Galerie Vieceli > Artistes > COMBAS Robert

Robert COMBAS

la biographie

Robert Combas is a French painter, sculptor and illustrator born in 1957 in Lyon. 

 

Passionate about music, he participated in the birth of the ‘free figuration’ movement in the 1980s.

 

Considered one of the most important French artists of his generation, he has been included for several years in the Artprice ranking of the 500 most popular artists in the world. 

 

As a child, his family moved to Sète. When he left school, he went to study at the School of Fine Arts in Montpellier. 

 

It was at this time that he defined his artistic style in contrast to conceptual art, which was the predominant art movement at the time. The idea of focusing solely on ideas did not appeal to the artist, who instead enjoyed drawing shapes and outlines. 

 

He didn’t associate himself with any artistic movement at the time and advocated creative freedom. 

He began a series of paintings, ‘Battailes’ (Battles), then examined underdeveloped countries with irony and sarcasm, creating the ‘Arab Pop Art’ movement. His style was very brutal. 

At the beginning of the 1980s, an artistic paradigm shift was on the horizon: free figuration was born.

 

Paintings in this movement inspire happiness and laughter, joy and good humour. The movement contrasts sharply with the serious and austere art of the 1970s and is instead devoid of any negative sentiment.

 

Pessimism, nostalgia for the past, fear of the present, anxiety about the future… These emotional states are prohibited in free figuration!

 

These artists were part of a new generation at ease with its time, tired of feeling guilty about a bygone era.

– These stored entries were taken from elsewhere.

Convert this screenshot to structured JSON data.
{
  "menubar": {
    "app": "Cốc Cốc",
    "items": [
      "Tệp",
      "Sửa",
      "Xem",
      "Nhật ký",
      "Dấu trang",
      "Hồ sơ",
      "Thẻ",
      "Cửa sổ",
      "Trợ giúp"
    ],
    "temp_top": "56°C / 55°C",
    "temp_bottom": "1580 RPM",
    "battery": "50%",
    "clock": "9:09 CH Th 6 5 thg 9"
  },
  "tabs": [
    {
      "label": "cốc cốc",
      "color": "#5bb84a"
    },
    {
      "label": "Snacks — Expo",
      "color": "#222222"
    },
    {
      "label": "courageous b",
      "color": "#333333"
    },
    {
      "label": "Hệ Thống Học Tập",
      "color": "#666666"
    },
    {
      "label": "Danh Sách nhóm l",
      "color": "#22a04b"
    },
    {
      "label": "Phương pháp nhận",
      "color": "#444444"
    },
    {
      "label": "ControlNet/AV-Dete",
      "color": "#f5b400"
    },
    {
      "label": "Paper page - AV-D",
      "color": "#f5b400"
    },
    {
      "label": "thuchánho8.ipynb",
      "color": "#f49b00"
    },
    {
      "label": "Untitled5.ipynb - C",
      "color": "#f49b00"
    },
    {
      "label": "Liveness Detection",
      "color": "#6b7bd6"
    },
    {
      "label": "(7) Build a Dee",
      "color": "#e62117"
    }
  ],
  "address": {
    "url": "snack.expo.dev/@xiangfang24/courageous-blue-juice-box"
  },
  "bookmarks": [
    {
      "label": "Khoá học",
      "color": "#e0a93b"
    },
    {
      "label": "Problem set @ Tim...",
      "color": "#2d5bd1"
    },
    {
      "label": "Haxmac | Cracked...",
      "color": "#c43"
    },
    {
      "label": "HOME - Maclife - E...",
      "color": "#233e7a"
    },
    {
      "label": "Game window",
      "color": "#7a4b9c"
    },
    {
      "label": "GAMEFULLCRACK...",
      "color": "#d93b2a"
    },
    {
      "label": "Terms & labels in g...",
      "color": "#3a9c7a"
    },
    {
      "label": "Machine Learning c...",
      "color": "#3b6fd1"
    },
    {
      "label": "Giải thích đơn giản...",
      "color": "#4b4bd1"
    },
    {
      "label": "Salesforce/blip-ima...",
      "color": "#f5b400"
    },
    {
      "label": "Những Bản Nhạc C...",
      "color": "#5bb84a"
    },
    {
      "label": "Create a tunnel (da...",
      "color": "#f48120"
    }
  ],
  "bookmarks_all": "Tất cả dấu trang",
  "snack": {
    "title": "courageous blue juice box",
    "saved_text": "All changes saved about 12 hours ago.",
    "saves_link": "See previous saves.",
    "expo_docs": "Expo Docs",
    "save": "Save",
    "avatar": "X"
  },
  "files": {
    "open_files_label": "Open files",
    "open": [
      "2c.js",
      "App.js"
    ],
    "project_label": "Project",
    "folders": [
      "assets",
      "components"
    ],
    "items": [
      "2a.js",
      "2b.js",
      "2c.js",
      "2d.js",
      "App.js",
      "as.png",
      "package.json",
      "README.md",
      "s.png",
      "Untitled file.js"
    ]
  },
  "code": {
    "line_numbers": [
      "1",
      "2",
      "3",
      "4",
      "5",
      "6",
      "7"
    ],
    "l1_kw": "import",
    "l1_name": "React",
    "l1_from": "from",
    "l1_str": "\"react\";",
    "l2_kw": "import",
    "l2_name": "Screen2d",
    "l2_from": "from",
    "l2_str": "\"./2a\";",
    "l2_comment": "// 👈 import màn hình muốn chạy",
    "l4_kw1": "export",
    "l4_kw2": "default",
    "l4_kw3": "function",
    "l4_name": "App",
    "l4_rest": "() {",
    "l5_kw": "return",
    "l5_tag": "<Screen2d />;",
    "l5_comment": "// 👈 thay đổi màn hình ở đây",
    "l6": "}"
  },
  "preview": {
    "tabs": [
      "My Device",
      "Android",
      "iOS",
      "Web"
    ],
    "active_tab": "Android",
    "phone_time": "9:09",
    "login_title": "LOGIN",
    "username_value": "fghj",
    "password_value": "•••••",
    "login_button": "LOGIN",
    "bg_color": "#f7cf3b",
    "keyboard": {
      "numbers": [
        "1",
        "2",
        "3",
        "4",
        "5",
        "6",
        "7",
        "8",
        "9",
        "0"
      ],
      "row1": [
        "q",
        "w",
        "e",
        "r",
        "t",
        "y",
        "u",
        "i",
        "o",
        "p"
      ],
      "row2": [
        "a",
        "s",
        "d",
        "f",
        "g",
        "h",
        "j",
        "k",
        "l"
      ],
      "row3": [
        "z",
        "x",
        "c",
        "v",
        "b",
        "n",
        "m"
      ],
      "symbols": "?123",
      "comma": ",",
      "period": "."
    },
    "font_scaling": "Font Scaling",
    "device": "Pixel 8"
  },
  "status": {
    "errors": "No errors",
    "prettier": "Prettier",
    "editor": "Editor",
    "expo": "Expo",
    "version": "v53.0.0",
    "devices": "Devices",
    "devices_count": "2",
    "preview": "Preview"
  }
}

They attempted to capture these feelings in their paintings. With the rise of graffiti in the United States, the development of street art and the arrival of rock music, a new world appeared, hungry for popular culture and freedom. Themes such as sexuality, love, comics, music were approached with simplicity and spontaneity.

 

In 1987, Robert Combas fell in love with Geneviève. She quickly became his muse. In 2010, the artist had the privilege of entering the Lacan collection, thanks to a remarkable series of prints.